Girls and women are often the targets for sexual violence in armed conflict when rape and other forms of sexual abuse and assault are used as deliberate strategies of war. According to UN Action against Sexual Violence in Conflict, the vast majority of casualties in today’s wars are among civilians, mostly women and children. Sexual violence in conflict situations is as much a terrifying crime as a brutal one, wherever it takes place; it has direct and indirect effects on human lives, leaving deep, indelible scars on the victims as well as society itself. Sexual violence permeates the everyday lives of women in conflict. It is inherently humiliating. It is a quintessential violation of individual autonomy that removes an individual’s control over their body. The humiliation are particularly deep-seated.

Despite the fact that it is so widespread, sexual violence has been vastly under reported and the victims have suffered in silence. Because of the shame and the stigma involved, many victims have chosen to remain mum and the atrocities meted out on them are cloaked in silence. The few that are brave enough to come forward are branded as liars. There are cases of women in various countries, who have been forced to marry their abusers (including soldiers) to save them and their families from shame. Women survivors are ostracized from their families and communities, making them more isolated and vulnerable to further abuse. Yet of extreme concern, the perpetrators remain at large. 

There are many reasons for sexual violence in conflict. Rape committed during conflict is often intended to terrorize civilians and subdue communities. For humiliation. Sometimes it’s used to glean information about rival groups to retaliate or exert power. It can also be used as a perk for soldiers to motivate them and as an inducement to courage on the battlefield. It erodes the fabric of a community in a way that few weapons can. As they say, rape is an incredibly effective- and cheaper weapon. Cheaper than bullets, and more destructive in many cases. Rape, and the threat to use it against women is one of the most potent and systematic tools employed to terrify civilians.

Many women who become pregnant as a consequence of rape may attempt to induce abortion, often at the detriment of their own health. Women who conceive as a result of rape may not seek pre- or ante-natal care, and children they deliver are often neglected, abused, stigmatized, ostracized or even killed.

June 19, is International Day for the Elimination of Sexual Violence in Conflict.
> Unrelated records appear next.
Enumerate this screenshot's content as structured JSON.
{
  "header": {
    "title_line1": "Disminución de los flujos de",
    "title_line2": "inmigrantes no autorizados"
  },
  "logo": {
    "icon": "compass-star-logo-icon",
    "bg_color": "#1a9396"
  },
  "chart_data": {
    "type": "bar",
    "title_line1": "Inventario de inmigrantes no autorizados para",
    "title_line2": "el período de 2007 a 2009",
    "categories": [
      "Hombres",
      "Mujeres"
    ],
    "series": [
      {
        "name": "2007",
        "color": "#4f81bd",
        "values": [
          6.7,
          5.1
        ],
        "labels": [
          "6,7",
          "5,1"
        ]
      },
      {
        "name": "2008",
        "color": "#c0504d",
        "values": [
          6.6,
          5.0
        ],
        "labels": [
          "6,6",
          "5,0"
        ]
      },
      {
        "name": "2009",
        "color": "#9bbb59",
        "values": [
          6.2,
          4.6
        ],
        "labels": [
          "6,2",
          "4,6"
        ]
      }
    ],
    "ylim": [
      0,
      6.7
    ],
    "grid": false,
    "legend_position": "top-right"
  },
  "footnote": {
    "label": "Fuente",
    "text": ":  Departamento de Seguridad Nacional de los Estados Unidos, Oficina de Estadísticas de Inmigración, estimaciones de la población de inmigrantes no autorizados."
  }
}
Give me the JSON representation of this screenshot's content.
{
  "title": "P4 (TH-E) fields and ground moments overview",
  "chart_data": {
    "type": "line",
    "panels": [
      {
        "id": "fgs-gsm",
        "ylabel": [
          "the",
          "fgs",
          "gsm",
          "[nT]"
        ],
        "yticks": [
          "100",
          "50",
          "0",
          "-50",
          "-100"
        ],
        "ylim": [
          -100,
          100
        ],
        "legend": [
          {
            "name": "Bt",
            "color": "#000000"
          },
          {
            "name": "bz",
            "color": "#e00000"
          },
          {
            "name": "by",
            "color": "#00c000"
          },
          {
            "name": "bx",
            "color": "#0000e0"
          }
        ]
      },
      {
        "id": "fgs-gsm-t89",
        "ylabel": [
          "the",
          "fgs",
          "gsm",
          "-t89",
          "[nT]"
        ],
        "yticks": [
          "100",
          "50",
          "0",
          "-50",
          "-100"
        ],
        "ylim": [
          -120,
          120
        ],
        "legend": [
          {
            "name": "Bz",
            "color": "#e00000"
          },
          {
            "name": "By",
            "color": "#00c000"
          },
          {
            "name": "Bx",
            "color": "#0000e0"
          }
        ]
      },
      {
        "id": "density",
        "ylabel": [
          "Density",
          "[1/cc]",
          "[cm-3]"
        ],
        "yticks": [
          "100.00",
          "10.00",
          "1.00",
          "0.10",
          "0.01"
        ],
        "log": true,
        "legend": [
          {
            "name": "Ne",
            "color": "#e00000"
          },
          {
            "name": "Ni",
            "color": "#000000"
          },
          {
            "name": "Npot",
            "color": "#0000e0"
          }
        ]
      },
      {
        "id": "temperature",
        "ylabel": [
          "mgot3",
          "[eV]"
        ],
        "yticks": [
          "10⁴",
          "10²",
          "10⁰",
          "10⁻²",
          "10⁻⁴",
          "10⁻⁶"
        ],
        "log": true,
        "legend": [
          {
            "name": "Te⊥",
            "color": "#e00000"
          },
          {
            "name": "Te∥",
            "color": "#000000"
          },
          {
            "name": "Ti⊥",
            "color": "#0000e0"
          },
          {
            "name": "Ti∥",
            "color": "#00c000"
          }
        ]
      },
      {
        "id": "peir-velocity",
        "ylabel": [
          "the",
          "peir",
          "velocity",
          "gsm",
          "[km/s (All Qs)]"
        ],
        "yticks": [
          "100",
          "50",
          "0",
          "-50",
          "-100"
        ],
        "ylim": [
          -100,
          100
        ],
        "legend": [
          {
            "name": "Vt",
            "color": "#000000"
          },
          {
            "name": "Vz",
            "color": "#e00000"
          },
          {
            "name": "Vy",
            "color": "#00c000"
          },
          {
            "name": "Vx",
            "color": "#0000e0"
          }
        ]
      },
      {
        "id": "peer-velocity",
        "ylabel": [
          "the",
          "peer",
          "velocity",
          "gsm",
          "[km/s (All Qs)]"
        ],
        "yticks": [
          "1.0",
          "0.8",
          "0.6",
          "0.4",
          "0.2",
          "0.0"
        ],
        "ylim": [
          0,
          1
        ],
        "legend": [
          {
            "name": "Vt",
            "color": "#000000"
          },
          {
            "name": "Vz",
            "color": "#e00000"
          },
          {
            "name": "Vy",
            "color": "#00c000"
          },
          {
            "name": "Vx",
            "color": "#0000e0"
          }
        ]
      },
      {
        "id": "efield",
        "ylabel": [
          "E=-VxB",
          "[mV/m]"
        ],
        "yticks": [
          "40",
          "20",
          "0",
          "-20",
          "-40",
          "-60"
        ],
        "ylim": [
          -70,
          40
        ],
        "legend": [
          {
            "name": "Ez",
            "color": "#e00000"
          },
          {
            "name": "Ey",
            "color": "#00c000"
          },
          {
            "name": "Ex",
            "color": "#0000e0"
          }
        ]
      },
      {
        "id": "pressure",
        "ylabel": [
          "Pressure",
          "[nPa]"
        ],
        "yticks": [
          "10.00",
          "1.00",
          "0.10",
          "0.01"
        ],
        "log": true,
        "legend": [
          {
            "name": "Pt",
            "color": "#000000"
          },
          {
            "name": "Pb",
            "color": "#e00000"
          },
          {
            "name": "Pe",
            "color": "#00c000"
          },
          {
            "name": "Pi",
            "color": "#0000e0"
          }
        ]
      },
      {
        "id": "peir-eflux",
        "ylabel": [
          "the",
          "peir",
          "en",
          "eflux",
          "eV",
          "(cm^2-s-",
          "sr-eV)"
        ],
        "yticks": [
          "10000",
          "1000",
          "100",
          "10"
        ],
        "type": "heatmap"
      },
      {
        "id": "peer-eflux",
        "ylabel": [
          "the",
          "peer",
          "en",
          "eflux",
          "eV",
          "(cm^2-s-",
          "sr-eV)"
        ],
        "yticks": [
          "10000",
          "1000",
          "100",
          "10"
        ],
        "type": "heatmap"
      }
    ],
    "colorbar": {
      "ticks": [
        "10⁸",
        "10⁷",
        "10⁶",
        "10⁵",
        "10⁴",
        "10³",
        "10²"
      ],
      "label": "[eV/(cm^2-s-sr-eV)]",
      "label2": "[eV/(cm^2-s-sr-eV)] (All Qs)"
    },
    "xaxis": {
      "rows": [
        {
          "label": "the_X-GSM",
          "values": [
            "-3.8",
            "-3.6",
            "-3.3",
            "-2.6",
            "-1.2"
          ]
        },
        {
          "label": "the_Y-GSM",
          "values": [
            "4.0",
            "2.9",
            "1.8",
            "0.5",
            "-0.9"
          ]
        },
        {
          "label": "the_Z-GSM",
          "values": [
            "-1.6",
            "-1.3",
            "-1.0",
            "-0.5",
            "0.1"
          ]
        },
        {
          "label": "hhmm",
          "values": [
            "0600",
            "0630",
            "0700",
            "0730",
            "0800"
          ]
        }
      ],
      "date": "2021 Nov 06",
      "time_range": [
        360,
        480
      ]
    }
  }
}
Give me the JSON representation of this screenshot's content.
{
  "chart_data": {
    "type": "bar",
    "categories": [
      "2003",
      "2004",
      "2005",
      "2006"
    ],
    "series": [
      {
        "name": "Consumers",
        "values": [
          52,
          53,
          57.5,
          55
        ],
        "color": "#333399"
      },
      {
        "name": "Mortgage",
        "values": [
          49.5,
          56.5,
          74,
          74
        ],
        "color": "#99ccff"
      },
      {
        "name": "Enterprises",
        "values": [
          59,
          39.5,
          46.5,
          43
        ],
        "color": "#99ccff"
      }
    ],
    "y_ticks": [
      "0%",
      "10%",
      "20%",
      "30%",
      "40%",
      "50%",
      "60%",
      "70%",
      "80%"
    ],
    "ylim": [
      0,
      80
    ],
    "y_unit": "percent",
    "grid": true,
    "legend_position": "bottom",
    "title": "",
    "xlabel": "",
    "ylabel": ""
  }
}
The day offers a chance to raise awareness of the need to put and end to conflict-related sexual violence, to honor the victims and survivors of sexual violence around the world and to pay tribute to all those who have courageously devoted their lives and lost their lives in standing up for the eradication of these crimes.

Let’s collectively condemn the sexual violence. We must stop stigmatizing victims and must make their rights and safety the main priority. Let’s put the blame where it belongs, on the rapist and the cultures that endorse it. Let’s not just fight it, let’s also fight the conniving mendacity that allows cruelty to reign. It is a despicable system that only thrives because people are silent about it. Education alone isn’t enough to stop sexual violence in conflicts. That requires society as a whole to condemn and the international community to act.